The acquisition of Carson Palmer is another issue the Raiders have to deal with. He will have about one week of preparation and familiarity with the plays before he's called in to action. He will be behind the eight ball for the next few weeks and may indeed be supplanted by Jason Campbell, if and when he returns. If Palmer starts throwing picks on a regular basis because of whatever, watch the Raiders dive into their perennial spot that the Chiefs and Broncos kept warm for them this year.


Denver:

Denver is the literal wild card in the AFC West this season. Now that Kyle Orton has been benched and Tim Tebow is the guy, anything can happen with this team. I really don't expect the Broncos to rise higher than 8-8 (if they even do that). What I see happening is this team is circling the wagons. John Fox is not known for being overly outgoing or forthcoming with anything more than cliché sound bites. He was that way with the Panthers and hasn't changed since climbing the mountains.

John Elway, on the other hand, was hired to be the face and the conscience of Denver. Pat Bowlen is a savvy businessman and he knows what Elway means to Denver. He also knows that Denver is used to winning. This is another instance of being unsure the right ingredients are in play for the Broncos. But if the city wants entertainment, they'll probably get it.

As far as the prospects for this team with these players, I'm not convinced they have or are capable of fielding enough skill position players to rise to the top of the division this year or next year. The Tim Tebow Train may fly right off the tracks before the end of the season. The fans have been clamoring for Tebow and there are some true believers with their heads quite literally above the clouds when it comes to number 15. Be careful what you wish for Denver.


Wrap Up:

As has been typical for the last 20 years, the west is still as wild as ever. With so many moving parts, this division can rise to the top of the NFL or become the trash can of the league. One never knows. This is how I see the division shaking out by the time the playoffs roll around:

Kansas City or San Diego will be the champions. Denver will be third and Oakland at the bottom. I occasionally will take to trending to project possible outcomes and here are the indicators.

Kansas City is ascending by most observations. Typically, ascending teams at or near the midpoint of the season tend to stay strong through the remainder. Now that doesn't foresee any major disruptions either player-wise or organization-wise. With 10 games to go and a bellwether game on Monday night, we'll see.

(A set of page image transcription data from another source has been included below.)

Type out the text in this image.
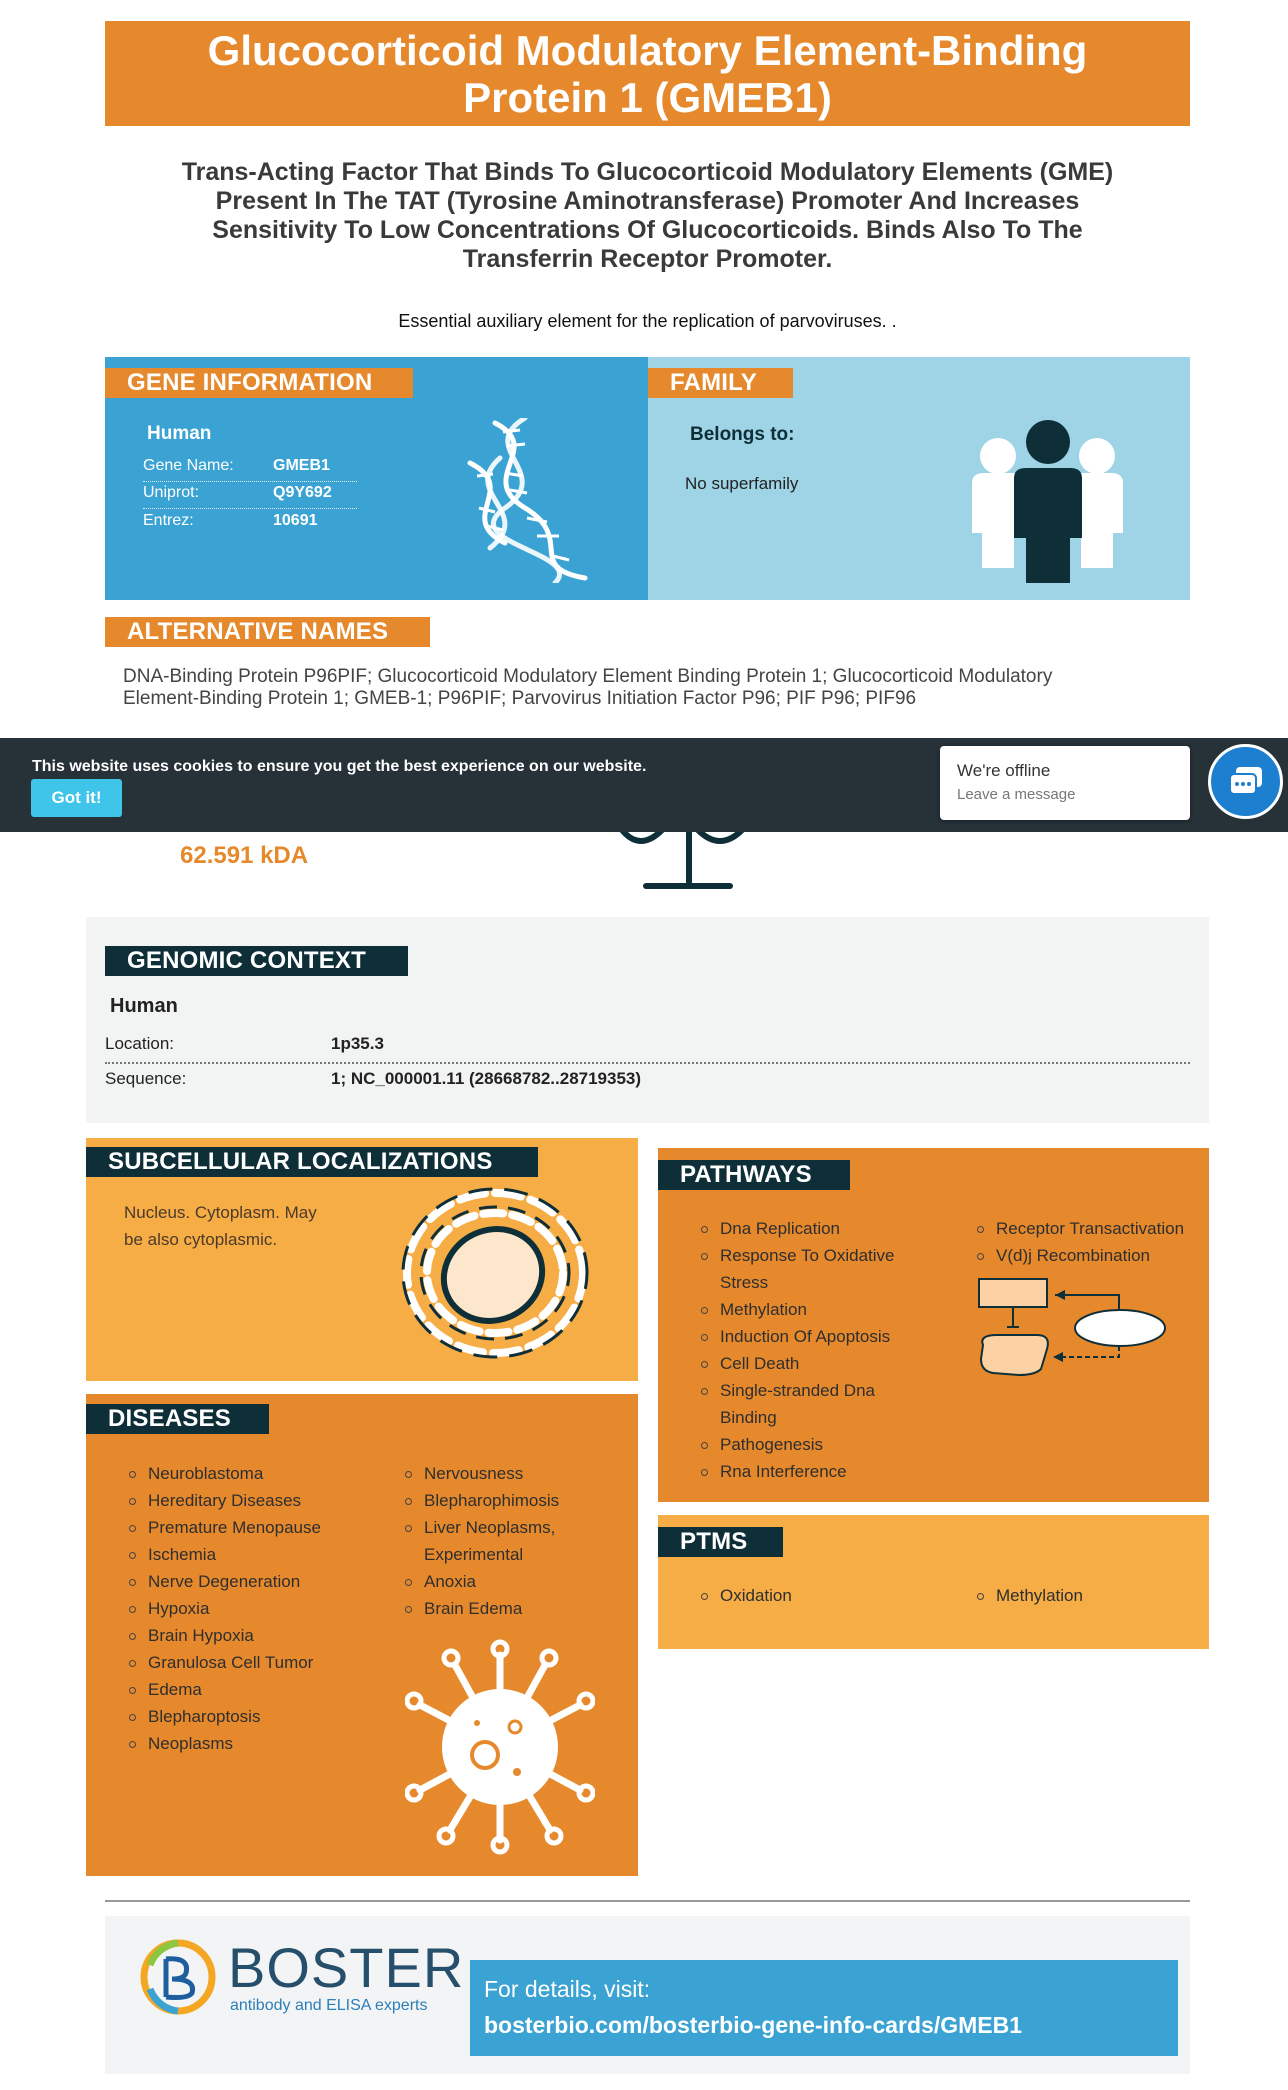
Glucocorticoid Modulatory Element-Binding
Protein 1 (GMEB1)
Trans-Acting Factor That Binds To Glucocorticoid Modulatory Elements (GME)
Present In The TAT (Tyrosine Aminotransferase) Promoter And Increases
Sensitivity To Low Concentrations Of Glucocorticoids. Binds Also To The
Transferrin Receptor Promoter.
Essential auxiliary element for the replication of parvoviruses. .
GENE INFORMATION
Human
Gene Name:	GMEB1
Uniprot:	Q9Y692
Entrez:	10691
FAMILY
Belongs to:
No superfamily
ALTERNATIVE NAMES
DNA-Binding Protein P96PIF; Glucocorticoid Modulatory Element Binding Protein 1; Glucocorticoid Modulatory
Element-Binding Protein 1; GMEB-1; P96PIF; Parvovirus Initiation Factor P96; PIF P96; PIF96
62.591 kDA
This website uses cookies to ensure you get the best experience on our website.
Got it!
We're offline
Leave a message
GENOMIC CONTEXT
Human
Location:	1p35.3
Sequence:	1; NC_000001.11 (28668782..28719353)
SUBCELLULAR LOCALIZATIONS
Nucleus. Cytoplasm. May
be also cytoplasmic.
PATHWAYS
Dna Replication
Response To Oxidative
Stress
Methylation
Induction Of Apoptosis
Cell Death
Single-stranded Dna
Binding
Pathogenesis
Rna Interference
Receptor Transactivation
V(d)j Recombination
DISEASES
Neuroblastoma
Hereditary Diseases
Premature Menopause
Ischemia
Nerve Degeneration
Hypoxia
Brain Hypoxia
Granulosa Cell Tumor
Edema
Blepharoptosis
Neoplasms
Nervousness
Blepharophimosis
Liver Neoplasms,
Experimental
Anoxia
Brain Edema
PTMS
Oxidation	Methylation
BOSTER
antibody and ELISA experts
For details, visit:
bosterbio.com/bosterbio-gene-info-cards/GMEB1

San Diego is as wishy-washy as ever in terms of level of play. They are sometimes elite and sometimes, Dolphin-esque. They might get it together in the second half of the season but it may be too late.

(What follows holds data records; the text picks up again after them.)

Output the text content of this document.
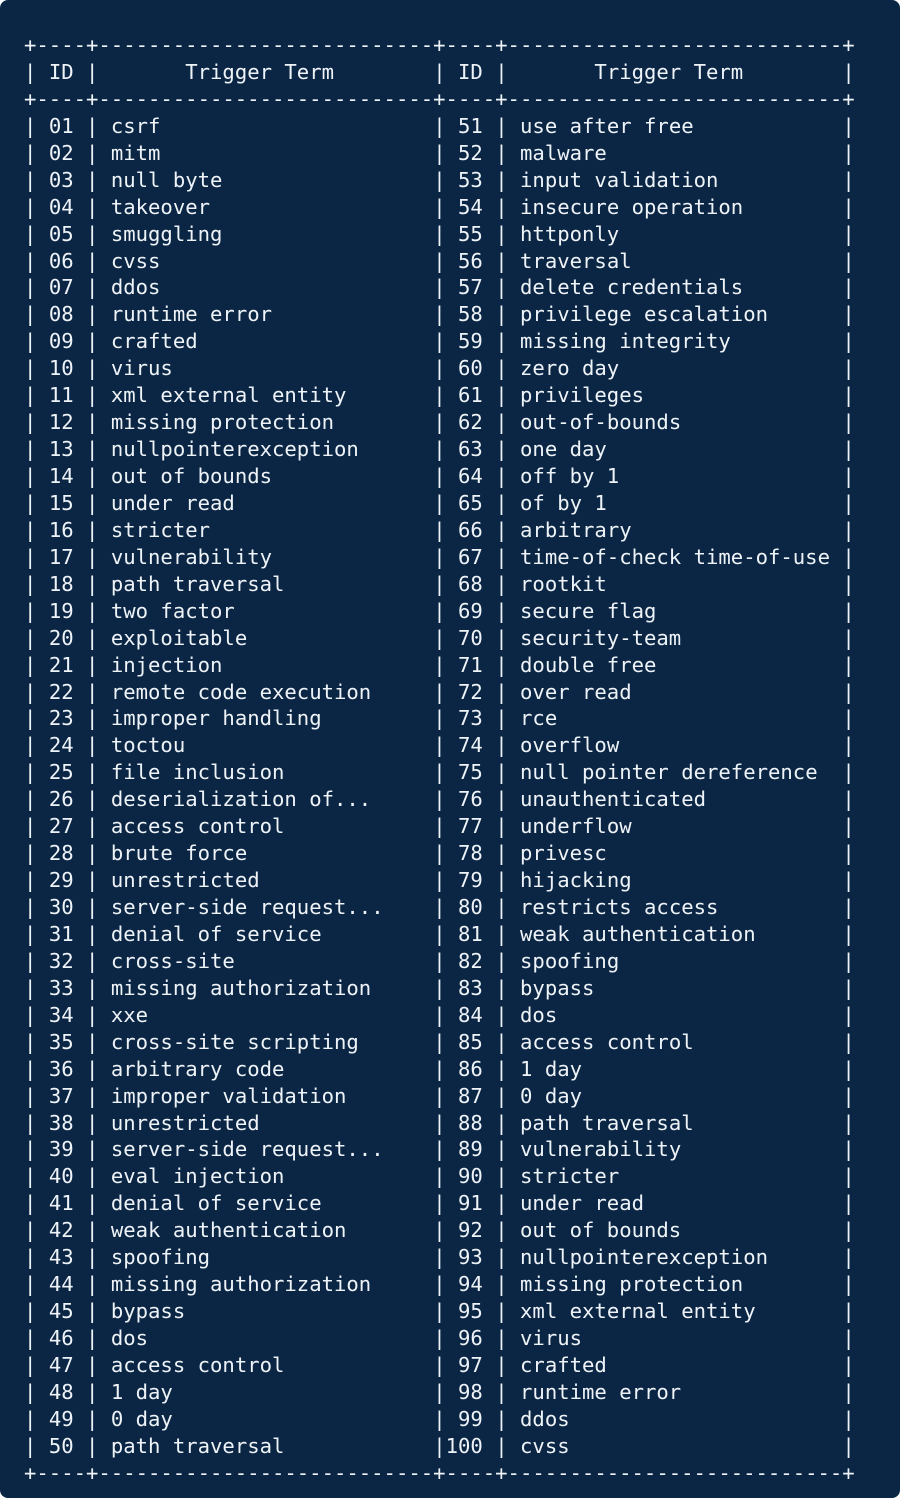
+----+---------------------------+----+---------------------------+
| ID |       Trigger Term        | ID |       Trigger Term        |
+----+---------------------------+----+---------------------------+
| 01 | csrf                      | 51 | use after free            |
| 02 | mitm                      | 52 | malware                   |
| 03 | null byte                 | 53 | input validation          |
| 04 | takeover                  | 54 | insecure operation        |
| 05 | smuggling                 | 55 | httponly                  |
| 06 | cvss                      | 56 | traversal                 |
| 07 | ddos                      | 57 | delete credentials        |
| 08 | runtime error             | 58 | privilege escalation      |
| 09 | crafted                   | 59 | missing integrity         |
| 10 | virus                     | 60 | zero day                  |
| 11 | xml external entity       | 61 | privileges                |
| 12 | missing protection        | 62 | out-of-bounds             |
| 13 | nullpointerexception      | 63 | one day                   |
| 14 | out of bounds             | 64 | off by 1                  |
| 15 | under read                | 65 | of by 1                   |
| 16 | stricter                  | 66 | arbitrary                 |
| 17 | vulnerability             | 67 | time-of-check time-of-use |
| 18 | path traversal            | 68 | rootkit                   |
| 19 | two factor                | 69 | secure flag               |
| 20 | exploitable               | 70 | security-team             |
| 21 | injection                 | 71 | double free               |
| 22 | remote code execution     | 72 | over read                 |
| 23 | improper handling         | 73 | rce                       |
| 24 | toctou                    | 74 | overflow                  |
| 25 | file inclusion            | 75 | null pointer dereference  |
| 26 | deserialization of...     | 76 | unauthenticated           |
| 27 | access control            | 77 | underflow                 |
| 28 | brute force               | 78 | privesc                   |
| 29 | unrestricted              | 79 | hijacking                 |
| 30 | server-side request...    | 80 | restricts access          |
| 31 | denial of service         | 81 | weak authentication       |
| 32 | cross-site                | 82 | spoofing                  |
| 33 | missing authorization     | 83 | bypass                    |
| 34 | xxe                       | 84 | dos                       |
| 35 | cross-site scripting      | 85 | access control            |
| 36 | arbitrary code            | 86 | 1 day                     |
| 37 | improper validation       | 87 | 0 day                     |
| 38 | unrestricted              | 88 | path traversal            |
| 39 | server-side request...    | 89 | vulnerability             |
| 40 | eval injection            | 90 | stricter                  |
| 41 | denial of service         | 91 | under read                |
| 42 | weak authentication       | 92 | out of bounds             |
| 43 | spoofing                  | 93 | nullpointerexception      |
| 44 | missing authorization     | 94 | missing protection        |
| 45 | bypass                    | 95 | xml external entity       |
| 46 | dos                       | 96 | virus                     |
| 47 | access control            | 97 | crafted                   |
| 48 | 1 day                     | 98 | runtime error             |
| 49 | 0 day                     | 99 | ddos                      |
| 50 | path traversal            |100 | cvss                      |
+----+---------------------------+----+---------------------------+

Denver is "working" on a work-in-progress. They are undergoing the fabled rebuilding process that many refuse to acknowledge. It will be a couple of years before the AFC West will have much to fear from Denver based on their current situation.

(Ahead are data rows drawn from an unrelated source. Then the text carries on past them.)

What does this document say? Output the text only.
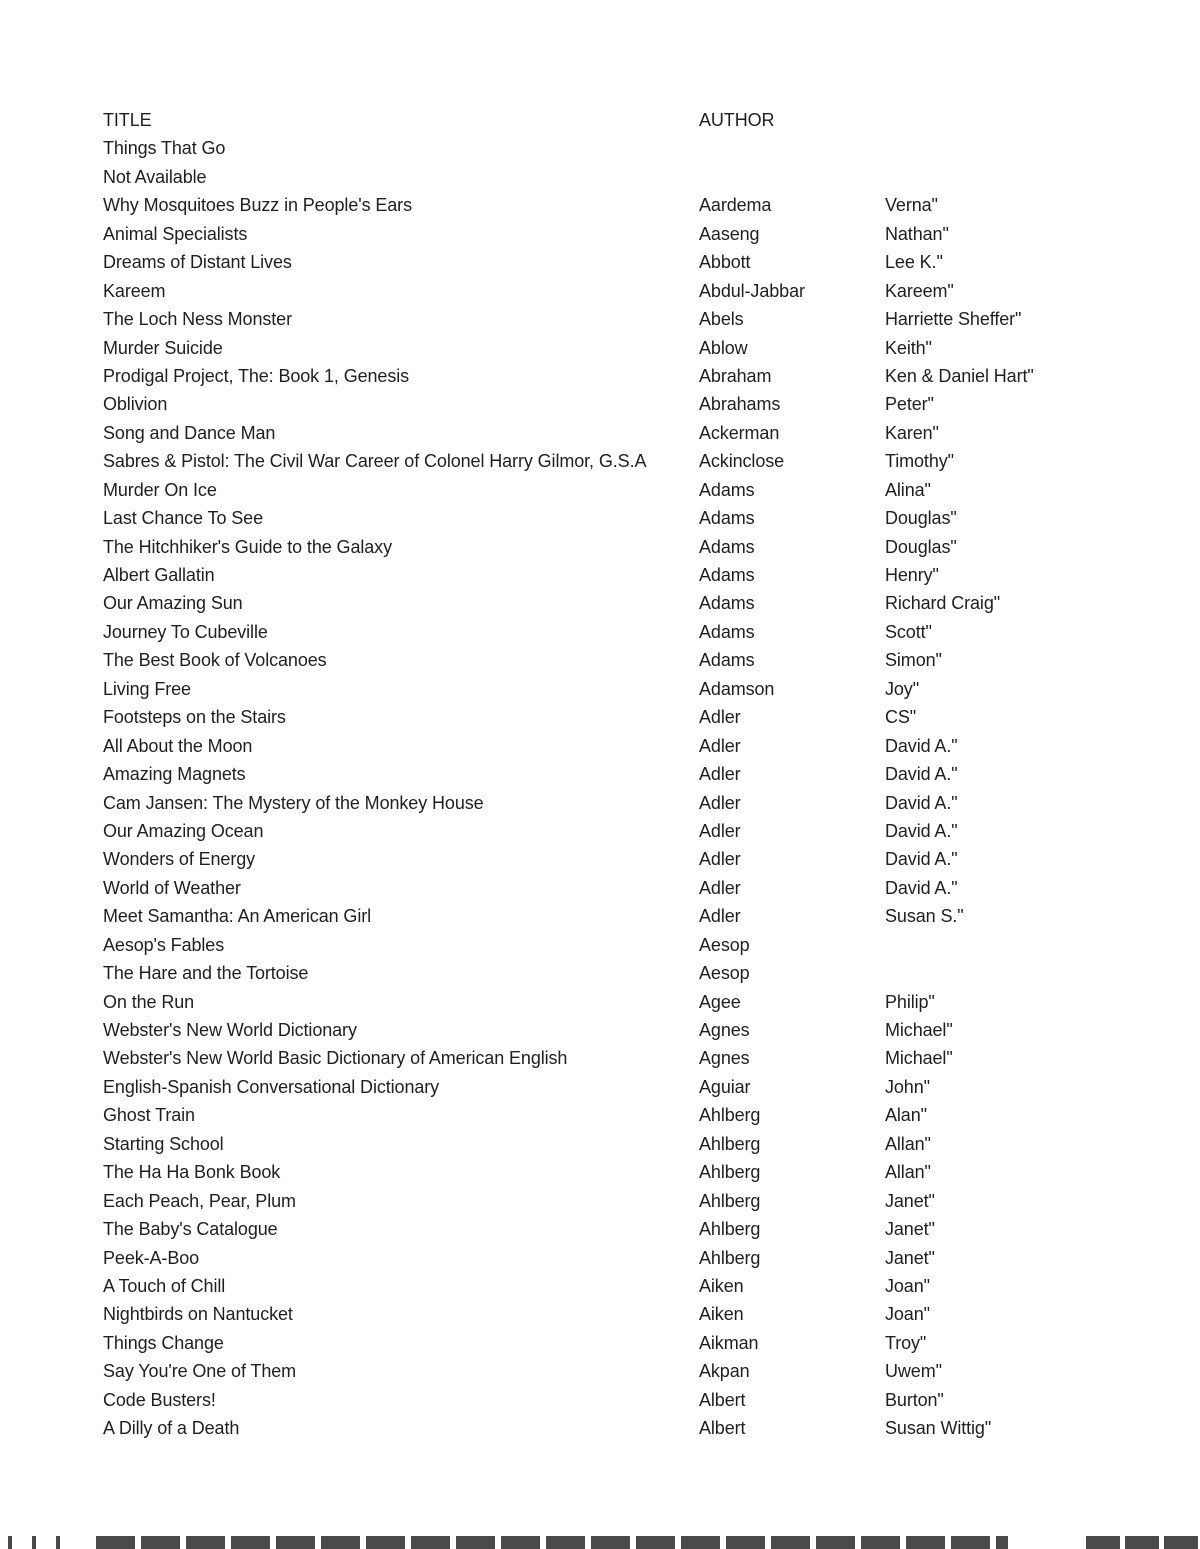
TITLE	AUTHOR
Things That Go
Not Available
Why Mosquitoes Buzz in People's Ears	Aardema	Verna"
Animal Specialists	Aaseng	Nathan"
Dreams of Distant Lives	Abbott	Lee K."
Kareem	Abdul-Jabbar	Kareem"
The Loch Ness Monster	Abels	Harriette Sheffer"
Murder Suicide	Ablow	Keith"
Prodigal Project, The: Book 1, Genesis	Abraham	Ken & Daniel Hart"
Oblivion	Abrahams	Peter"
Song and Dance Man	Ackerman	Karen"
Sabres & Pistol: The Civil War Career of Colonel Harry Gilmor, G.S.A	Ackinclose	Timothy"
Murder On Ice	Adams	Alina"
Last Chance To See	Adams	Douglas"
The Hitchhiker's Guide to the Galaxy	Adams	Douglas"
Albert Gallatin	Adams	Henry"
Our Amazing Sun	Adams	Richard Craig"
Journey To Cubeville	Adams	Scott"
The Best Book of Volcanoes	Adams	Simon"
Living Free	Adamson	Joy"
Footsteps on the Stairs	Adler	CS"
All About the Moon	Adler	David A."
Amazing Magnets	Adler	David A."
Cam Jansen: The Mystery of the Monkey House	Adler	David A."
Our Amazing Ocean	Adler	David A."
Wonders of Energy	Adler	David A."
World of Weather	Adler	David A."
Meet Samantha: An American Girl	Adler	Susan S."
Aesop's Fables	Aesop
The Hare and the Tortoise	Aesop
On the Run	Agee	Philip"
Webster's New World Dictionary	Agnes	Michael"
Webster's New World Basic Dictionary of American English	Agnes	Michael"
English-Spanish Conversational Dictionary	Aguiar	John"
Ghost Train	Ahlberg	Alan"
Starting School	Ahlberg	Allan"
The Ha Ha Bonk Book	Ahlberg	Allan"
Each Peach, Pear, Plum	Ahlberg	Janet"
The Baby's Catalogue	Ahlberg	Janet"
Peek-A-Boo	Ahlberg	Janet"
A Touch of Chill	Aiken	Joan"
Nightbirds on Nantucket	Aiken	Joan"
Things Change	Aikman	Troy"
Say You're One of Them	Akpan	Uwem"
Code Busters!	Albert	Burton"
A Dilly of a Death	Albert	Susan Wittig"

Oakland is Oakland. They have become so synonymous with dysfunction that there is no way they dig out of the cellar until they have a general manager that is willing to right the ship, post Al Davis. I have heard rumors of a certain former, well-known general manager (that is well-known to Chiefs fans) who may possibly end up in charge of the silver and black but personally, I think that's a long shot and wishful thinking, all at once. In other words, they've got a long way to go.

All in all, the AFC West will shape up to be an entertaining division and will, at the very least, keep the rest of the NFL honest.